Outside of the budget students had another victory this week. HB 2611 passed off the House Floor 46-12-2. This bill calls for all healthcare professionals to have access to optional cultural competency trainings through their licensing boards. The licensing board will then track who takes the trainings and works to hold workers accountable. College campuses will also provide these trainings to their healthcare workers. Healthy students are more likely to complete their degree and get through on time. Now HB 2611 is on to the Senate!

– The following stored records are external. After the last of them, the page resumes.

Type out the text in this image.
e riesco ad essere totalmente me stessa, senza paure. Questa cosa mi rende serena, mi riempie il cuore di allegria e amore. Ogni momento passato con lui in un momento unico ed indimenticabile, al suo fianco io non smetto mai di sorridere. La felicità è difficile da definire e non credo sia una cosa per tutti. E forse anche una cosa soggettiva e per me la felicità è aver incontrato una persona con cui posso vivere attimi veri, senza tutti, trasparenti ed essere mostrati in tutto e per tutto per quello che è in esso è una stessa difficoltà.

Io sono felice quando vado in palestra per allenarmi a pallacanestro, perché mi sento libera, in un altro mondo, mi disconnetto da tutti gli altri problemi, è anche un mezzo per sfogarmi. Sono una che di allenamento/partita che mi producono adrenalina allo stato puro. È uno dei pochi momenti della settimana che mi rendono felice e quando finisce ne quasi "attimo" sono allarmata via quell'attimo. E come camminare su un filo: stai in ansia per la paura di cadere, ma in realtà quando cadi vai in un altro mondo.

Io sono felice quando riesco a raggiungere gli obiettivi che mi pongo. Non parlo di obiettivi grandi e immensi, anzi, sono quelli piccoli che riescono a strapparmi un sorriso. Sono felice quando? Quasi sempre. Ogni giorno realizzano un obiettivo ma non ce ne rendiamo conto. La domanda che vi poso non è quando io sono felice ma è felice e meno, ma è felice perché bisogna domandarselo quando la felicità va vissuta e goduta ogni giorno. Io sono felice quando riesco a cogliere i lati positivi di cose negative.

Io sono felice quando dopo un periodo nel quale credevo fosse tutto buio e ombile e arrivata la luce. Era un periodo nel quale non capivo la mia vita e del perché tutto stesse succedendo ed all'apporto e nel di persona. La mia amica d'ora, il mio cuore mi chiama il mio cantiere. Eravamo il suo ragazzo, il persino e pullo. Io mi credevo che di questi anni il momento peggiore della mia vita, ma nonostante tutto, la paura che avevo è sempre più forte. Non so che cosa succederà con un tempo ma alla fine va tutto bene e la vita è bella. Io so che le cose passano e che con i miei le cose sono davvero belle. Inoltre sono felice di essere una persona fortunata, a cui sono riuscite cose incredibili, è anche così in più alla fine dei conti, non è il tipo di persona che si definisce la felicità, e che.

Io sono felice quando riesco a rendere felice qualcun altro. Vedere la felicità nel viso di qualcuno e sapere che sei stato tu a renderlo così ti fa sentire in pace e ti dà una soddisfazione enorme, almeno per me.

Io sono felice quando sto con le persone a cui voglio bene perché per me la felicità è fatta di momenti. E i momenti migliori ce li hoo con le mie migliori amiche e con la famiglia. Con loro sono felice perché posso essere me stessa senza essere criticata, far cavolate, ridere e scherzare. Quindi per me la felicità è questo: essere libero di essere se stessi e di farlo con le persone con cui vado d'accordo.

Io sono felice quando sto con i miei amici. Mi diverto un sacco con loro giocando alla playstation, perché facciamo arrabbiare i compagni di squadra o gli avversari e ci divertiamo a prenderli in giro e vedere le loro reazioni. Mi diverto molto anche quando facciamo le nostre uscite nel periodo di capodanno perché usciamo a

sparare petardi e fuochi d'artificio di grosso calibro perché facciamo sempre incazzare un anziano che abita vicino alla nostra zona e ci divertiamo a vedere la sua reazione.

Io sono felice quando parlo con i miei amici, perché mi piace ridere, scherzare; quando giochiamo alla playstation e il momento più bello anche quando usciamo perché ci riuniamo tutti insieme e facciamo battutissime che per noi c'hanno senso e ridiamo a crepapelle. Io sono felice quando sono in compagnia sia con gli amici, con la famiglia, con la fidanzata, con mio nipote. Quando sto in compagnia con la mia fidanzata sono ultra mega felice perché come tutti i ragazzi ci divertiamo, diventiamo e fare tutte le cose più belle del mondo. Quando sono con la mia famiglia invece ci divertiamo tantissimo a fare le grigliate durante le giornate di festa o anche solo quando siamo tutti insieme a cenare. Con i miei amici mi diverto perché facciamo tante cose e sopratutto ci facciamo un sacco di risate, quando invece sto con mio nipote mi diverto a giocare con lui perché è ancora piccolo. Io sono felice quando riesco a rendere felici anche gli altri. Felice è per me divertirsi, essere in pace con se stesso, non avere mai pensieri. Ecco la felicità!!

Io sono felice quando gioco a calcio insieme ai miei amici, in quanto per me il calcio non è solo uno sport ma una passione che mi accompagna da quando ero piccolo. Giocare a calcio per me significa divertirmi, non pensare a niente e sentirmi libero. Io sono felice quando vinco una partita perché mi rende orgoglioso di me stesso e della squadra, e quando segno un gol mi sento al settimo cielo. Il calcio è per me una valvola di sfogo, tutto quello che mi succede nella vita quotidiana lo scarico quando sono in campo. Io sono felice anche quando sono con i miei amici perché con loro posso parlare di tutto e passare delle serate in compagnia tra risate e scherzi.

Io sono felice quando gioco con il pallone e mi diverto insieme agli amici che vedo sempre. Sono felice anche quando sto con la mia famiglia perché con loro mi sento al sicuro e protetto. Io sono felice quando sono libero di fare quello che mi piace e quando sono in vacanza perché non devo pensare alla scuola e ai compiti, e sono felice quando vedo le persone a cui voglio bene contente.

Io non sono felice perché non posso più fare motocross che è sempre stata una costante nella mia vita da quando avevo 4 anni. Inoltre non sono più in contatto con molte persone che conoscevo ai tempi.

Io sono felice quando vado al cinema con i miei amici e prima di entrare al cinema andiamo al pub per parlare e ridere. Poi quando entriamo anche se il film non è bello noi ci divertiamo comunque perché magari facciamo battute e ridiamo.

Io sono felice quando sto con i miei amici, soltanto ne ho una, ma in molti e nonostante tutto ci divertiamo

The House higher education committee chose not to change the rights of security officers on community college or OHSU’s campus (HB 3114) after a heated public hearing on Monday. The other higher education gun bill that died was a bill that would have allowed for a concealed weapon’s carry on college campuses (HB 3009). The legislature chose not to move that bill forward.
Finally, a big highlight of the week was a bill that brought over 500 supporters to the state capital. So far that’s the most of any issue this session. The “Safe Roads Act” would allow all people regardless of documentation status to apply for a driver’s license in the State of Oregon. OSA does not have a position on this bill, but we will be watching the organizing work to see if we can garner any tips.